North Shore Rescue volunteers help an injured backcountry skier after he was caught up in an avalanche on Mount Seymour (Source: facebook.com/NorthShoreRescue)
North Shore Rescue volunteers help an injured backcountry skier after he was caught up in an avalanche on Mount Seymour (Source: facebook.com/NorthShoreRescue)

“Because of that aircraft not being able to operate because of the cloud, it took 30 of our members, as well as Seymour Patrol, BC Parks, BC Ambulance, a huge amount of resources to get one person, off the south face of First Pump.”

Danks adds people heading out should research conditions, make sure they’re physically fit and properly equipped in case of a slide.

“Anytime in the winter when we have winter conditions in the backcountry, there’s always going to be a concern,” he says. “Before anybody goes out into the uncontrolled areas, which is outside of any of our ski resorts, they need to check the avalanche bulletin at avalanche.ca.”
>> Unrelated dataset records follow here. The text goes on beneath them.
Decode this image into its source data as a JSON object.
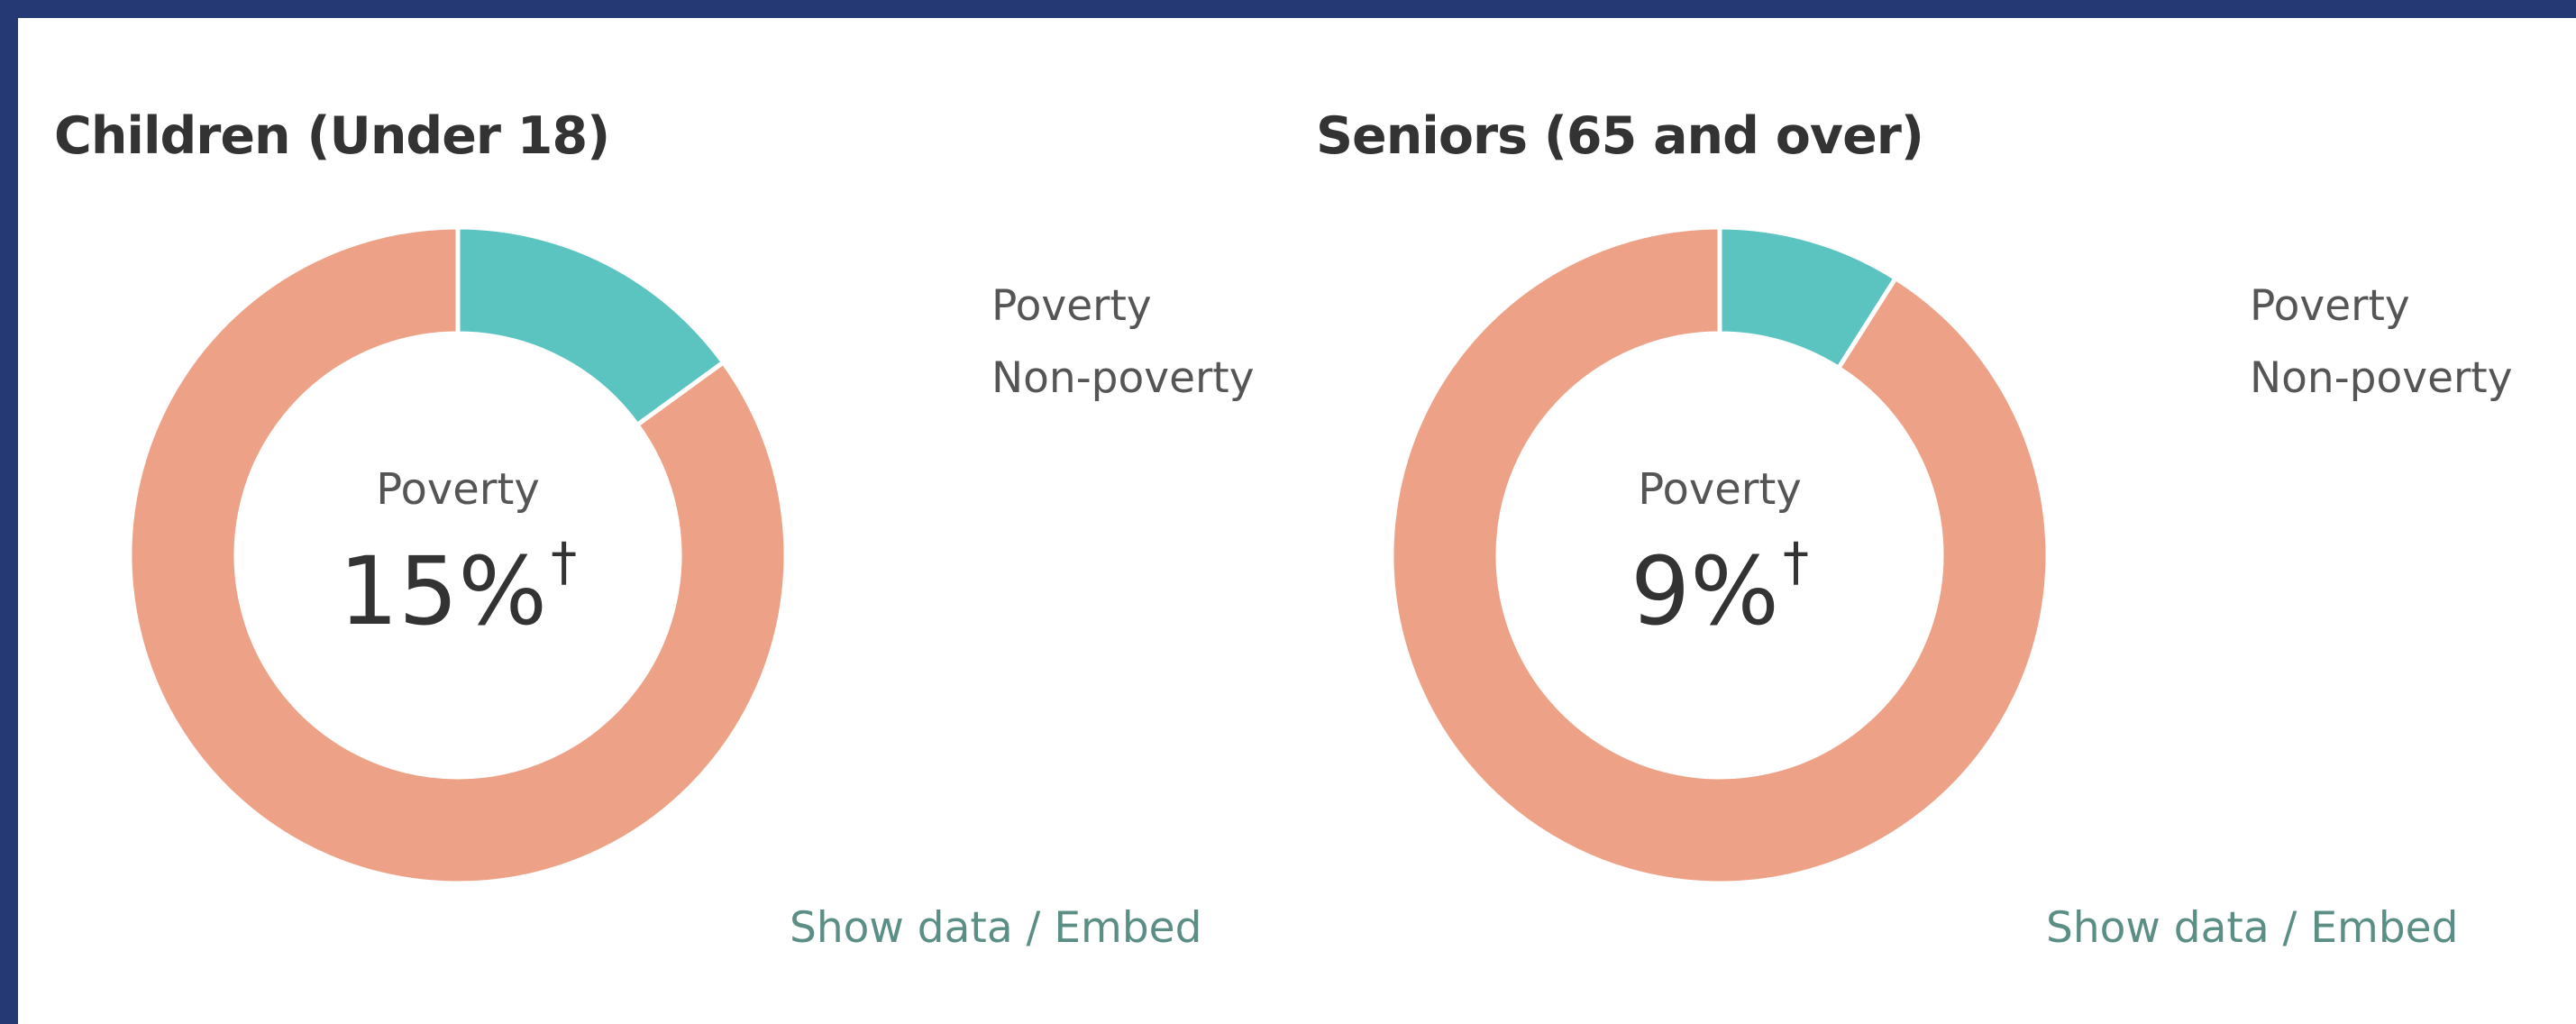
{
  "colors": {
    "poverty": "#5bc4c1",
    "non_poverty": "#eda287",
    "frame": "#253a74"
  },
  "chart_data": [
    {
      "type": "pie",
      "title": "Children (Under 18)",
      "categories": [
        "Poverty",
        "Non-poverty"
      ],
      "values": [
        15,
        85
      ],
      "center_label": "Poverty",
      "center_value": "15%",
      "center_mark": "†",
      "legend": [
        "Poverty",
        "Non-poverty"
      ],
      "legend_position": "right",
      "link_text": "Show data / Embed"
    },
    {
      "type": "pie",
      "title": "Seniors (65 and over)",
      "categories": [
        "Poverty",
        "Non-poverty"
      ],
      "values": [
        9,
        91
      ],
      "center_label": "Poverty",
      "center_value": "9%",
      "center_mark": "†",
      "legend": [
        "Poverty",
        "Non-poverty"
      ],
      "legend_position": "right",
      "link_text": "Show data / Embed"
    }
  ]
}
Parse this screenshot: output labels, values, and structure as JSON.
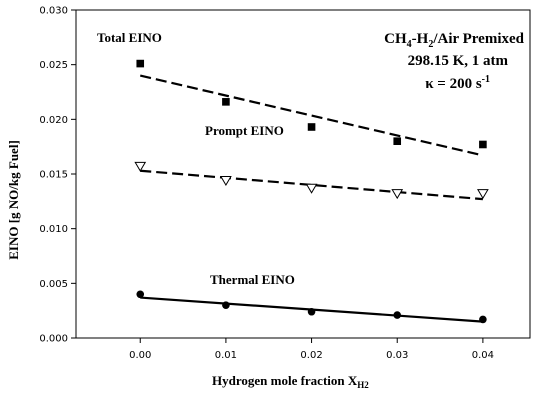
{
  "chart_data": {
    "type": "scatter",
    "xlabel": "Hydrogen mole fraction  X",
    "xlabel_sub": "H2",
    "ylabel": "EINO [g NO/kg Fuel]",
    "xlim": [
      -0.0075,
      0.0455
    ],
    "ylim": [
      0.0,
      0.03
    ],
    "x_ticks": [
      0.0,
      0.01,
      0.02,
      0.03,
      0.04
    ],
    "x_tick_labels": [
      "0.00",
      "0.01",
      "0.02",
      "0.03",
      "0.04"
    ],
    "y_ticks": [
      0.0,
      0.005,
      0.01,
      0.015,
      0.02,
      0.025,
      0.03
    ],
    "y_tick_labels": [
      "0.000",
      "0.005",
      "0.010",
      "0.015",
      "0.020",
      "0.025",
      "0.030"
    ],
    "grid": false,
    "legend": "none",
    "condition_text": {
      "line1_main": "CH",
      "line1_sub1": "4",
      "line1_mid": "-H",
      "line1_sub2": "2",
      "line1_end": "/Air Premixed",
      "line2": "298.15 K, 1 atm",
      "line3_main": "κ = 200 s",
      "line3_sup": "-1"
    },
    "series": [
      {
        "name": "Total EINO",
        "marker": "filled-square",
        "x": [
          0.0,
          0.01,
          0.02,
          0.03,
          0.04
        ],
        "y": [
          0.0251,
          0.0216,
          0.0193,
          0.018,
          0.0177
        ],
        "fit": {
          "x": [
            0.0,
            0.04
          ],
          "y": [
            0.024,
            0.0167
          ],
          "style": "dashed"
        }
      },
      {
        "name": "Prompt EINO",
        "marker": "open-triangle-down",
        "x": [
          0.0,
          0.01,
          0.02,
          0.03,
          0.04
        ],
        "y": [
          0.0157,
          0.0144,
          0.0137,
          0.0132,
          0.0132
        ],
        "fit": {
          "x": [
            0.0,
            0.04
          ],
          "y": [
            0.0153,
            0.0127
          ],
          "style": "dashed"
        }
      },
      {
        "name": "Thermal EINO",
        "marker": "filled-circle",
        "x": [
          0.0,
          0.01,
          0.02,
          0.03,
          0.04
        ],
        "y": [
          0.004,
          0.003,
          0.0024,
          0.0021,
          0.0017
        ],
        "fit": {
          "x": [
            0.0,
            0.04
          ],
          "y": [
            0.0037,
            0.0015
          ],
          "style": "solid"
        }
      }
    ]
  }
}
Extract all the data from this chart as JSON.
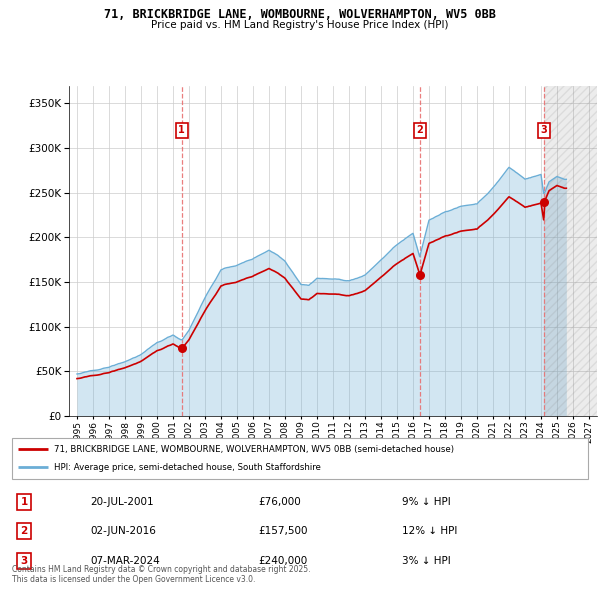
{
  "title": "71, BRICKBRIDGE LANE, WOMBOURNE, WOLVERHAMPTON, WV5 0BB",
  "subtitle": "Price paid vs. HM Land Registry's House Price Index (HPI)",
  "legend_line1": "71, BRICKBRIDGE LANE, WOMBOURNE, WOLVERHAMPTON, WV5 0BB (semi-detached house)",
  "legend_line2": "HPI: Average price, semi-detached house, South Staffordshire",
  "footer": "Contains HM Land Registry data © Crown copyright and database right 2025.\nThis data is licensed under the Open Government Licence v3.0.",
  "sales": [
    {
      "num": 1,
      "date": "20-JUL-2001",
      "price": 76000,
      "pct": "9% ↓ HPI",
      "x_year": 2001.55
    },
    {
      "num": 2,
      "date": "02-JUN-2016",
      "price": 157500,
      "pct": "12% ↓ HPI",
      "x_year": 2016.42
    },
    {
      "num": 3,
      "date": "07-MAR-2024",
      "price": 240000,
      "pct": "3% ↓ HPI",
      "x_year": 2024.18
    }
  ],
  "hpi_color": "#6baed6",
  "price_color": "#cc0000",
  "sale_marker_color": "#cc0000",
  "vline_color": "#e87070",
  "background_color": "#ffffff",
  "plot_bg_color": "#ffffff",
  "grid_color": "#cccccc",
  "ylim": [
    0,
    370000
  ],
  "xlim": [
    1994.5,
    2027.5
  ],
  "yticks": [
    0,
    50000,
    100000,
    150000,
    200000,
    250000,
    300000,
    350000
  ],
  "xticks": [
    1995,
    1996,
    1997,
    1998,
    1999,
    2000,
    2001,
    2002,
    2003,
    2004,
    2005,
    2006,
    2007,
    2008,
    2009,
    2010,
    2011,
    2012,
    2013,
    2014,
    2015,
    2016,
    2017,
    2018,
    2019,
    2020,
    2021,
    2022,
    2023,
    2024,
    2025,
    2026,
    2027
  ]
}
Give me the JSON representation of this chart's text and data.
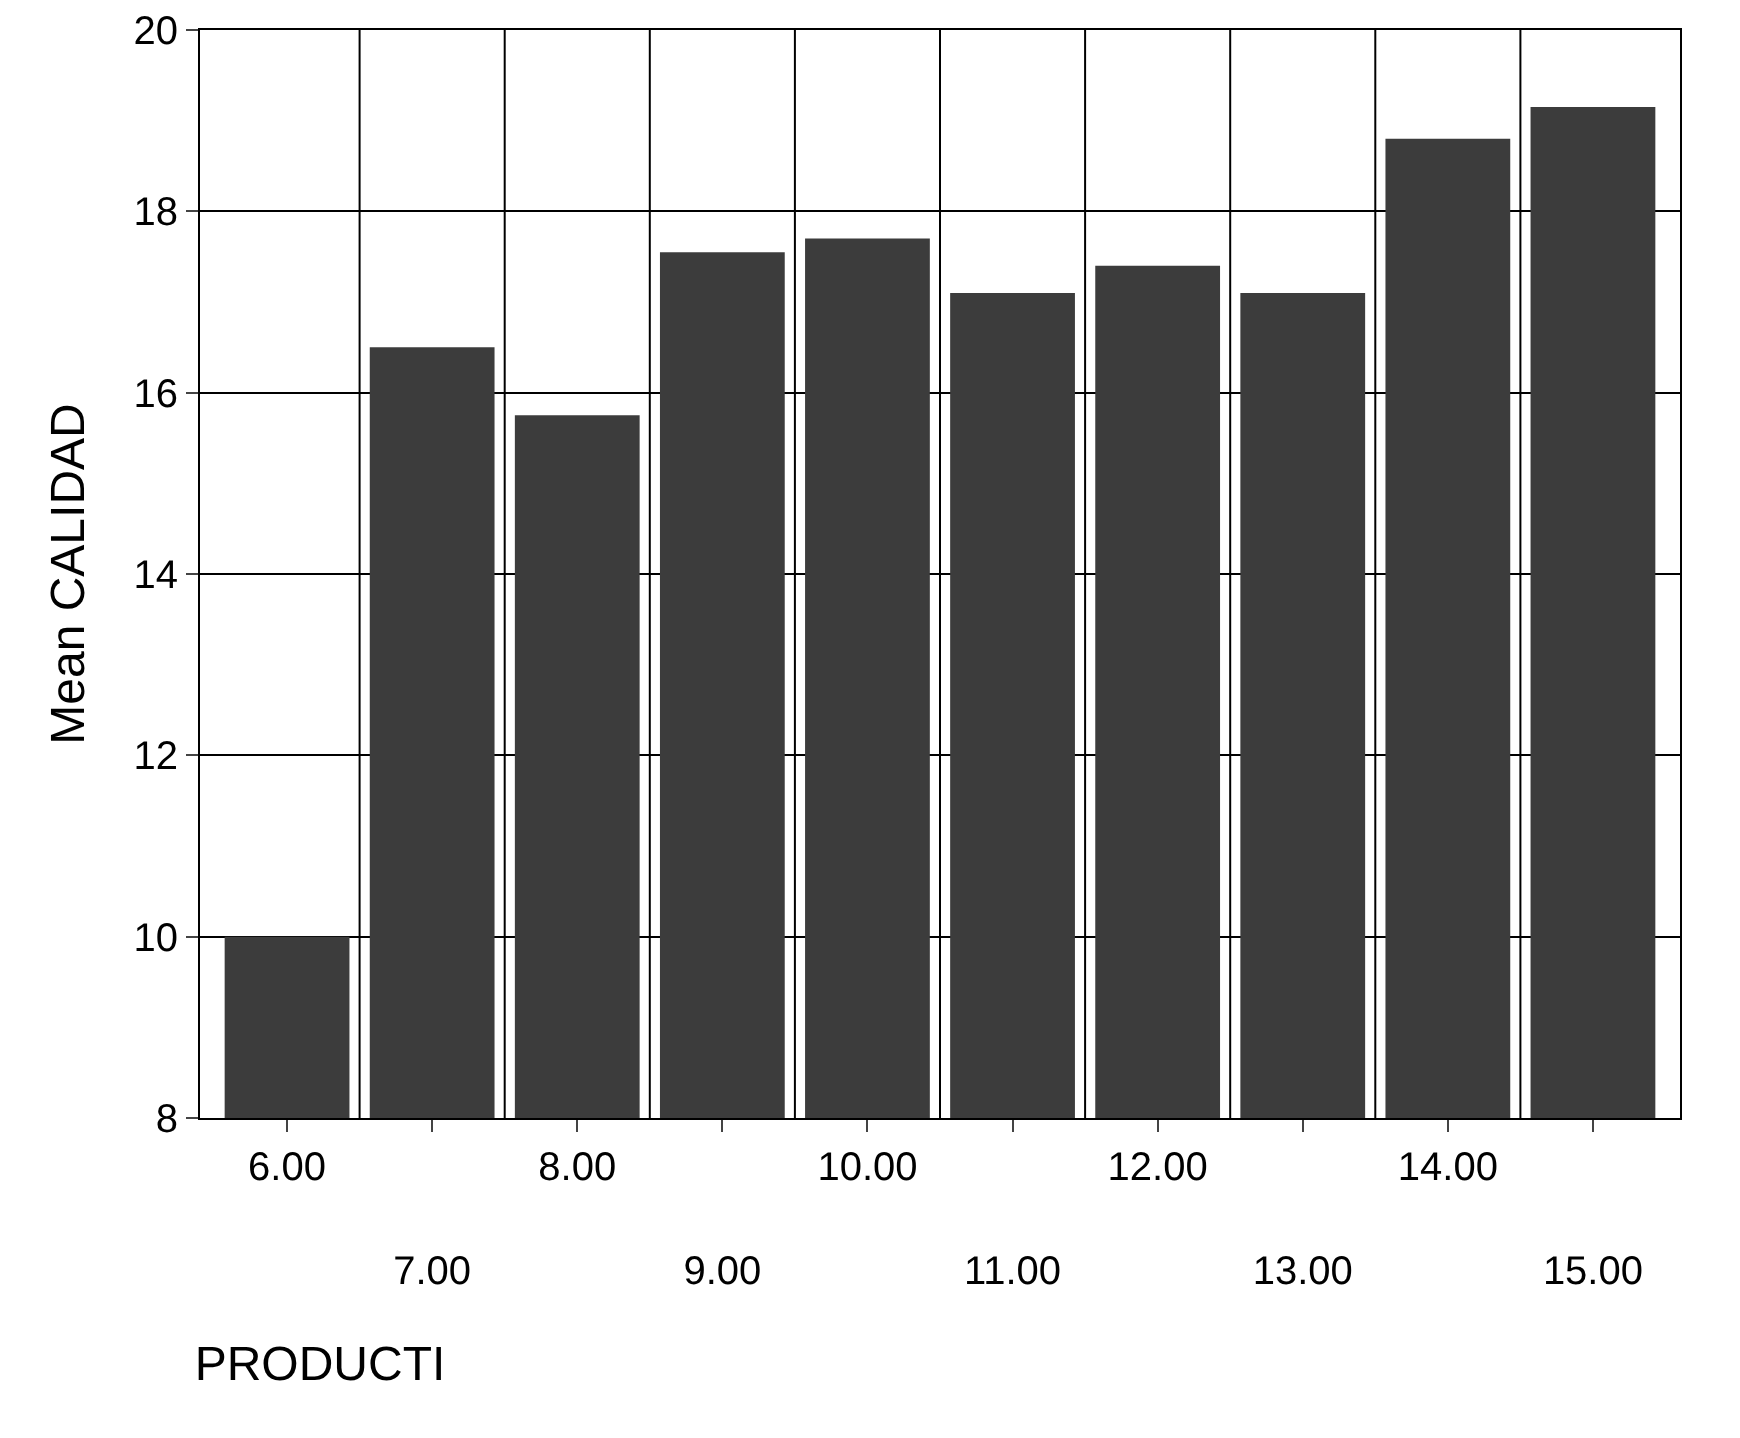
{
  "chart_data": {
    "type": "bar",
    "xlabel": "PRODUCTI",
    "ylabel": "Mean CALIDAD",
    "categories": [
      "6.00",
      "7.00",
      "8.00",
      "9.00",
      "10.00",
      "11.00",
      "12.00",
      "13.00",
      "14.00",
      "15.00"
    ],
    "values": [
      10.0,
      16.5,
      15.75,
      17.55,
      17.7,
      17.1,
      17.4,
      17.1,
      18.8,
      19.15
    ],
    "color": "#3c3c3c",
    "ylim": [
      8,
      20
    ],
    "yticks": [
      8,
      10,
      12,
      14,
      16,
      18,
      20
    ],
    "grid": true,
    "legend": false
  }
}
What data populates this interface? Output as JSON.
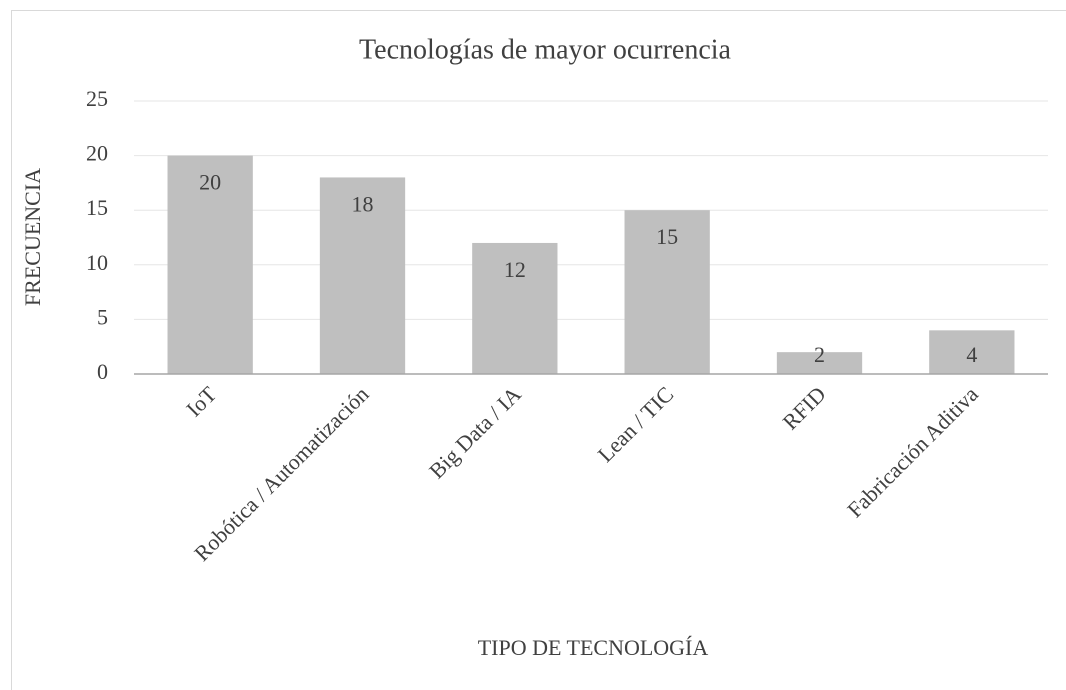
{
  "chart_data": {
    "type": "bar",
    "title": "Tecnologías de mayor ocurrencia",
    "x_label": "TIPO DE TECNOLOGÍA",
    "y_label": "FRECUENCIA",
    "categories": [
      "IoT",
      "Robótica / Automatización",
      "Big Data / IA",
      "Lean / TIC",
      "RFID",
      "Fabricación Aditiva"
    ],
    "values": [
      20,
      18,
      12,
      15,
      2,
      4
    ],
    "color": "#bfbfbf",
    "ylim": [
      0,
      25
    ],
    "yticks": [
      0,
      5,
      10,
      15,
      20,
      25
    ],
    "grid": true
  }
}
He says this warning doesn’t mean you should completely avoid heading into the backcountry.

“I think it really comes down to your experience level. Certainly for people that are very familiar with the backcountry and the route they are traveling on, if they know that it is safe and they are avoiding avalanche terrain, then it is absolutely fine to do that.”

But if it’s your first time going out into uncontrolled areas, Danks says there’s a possibility you can find yourself in some serious trouble.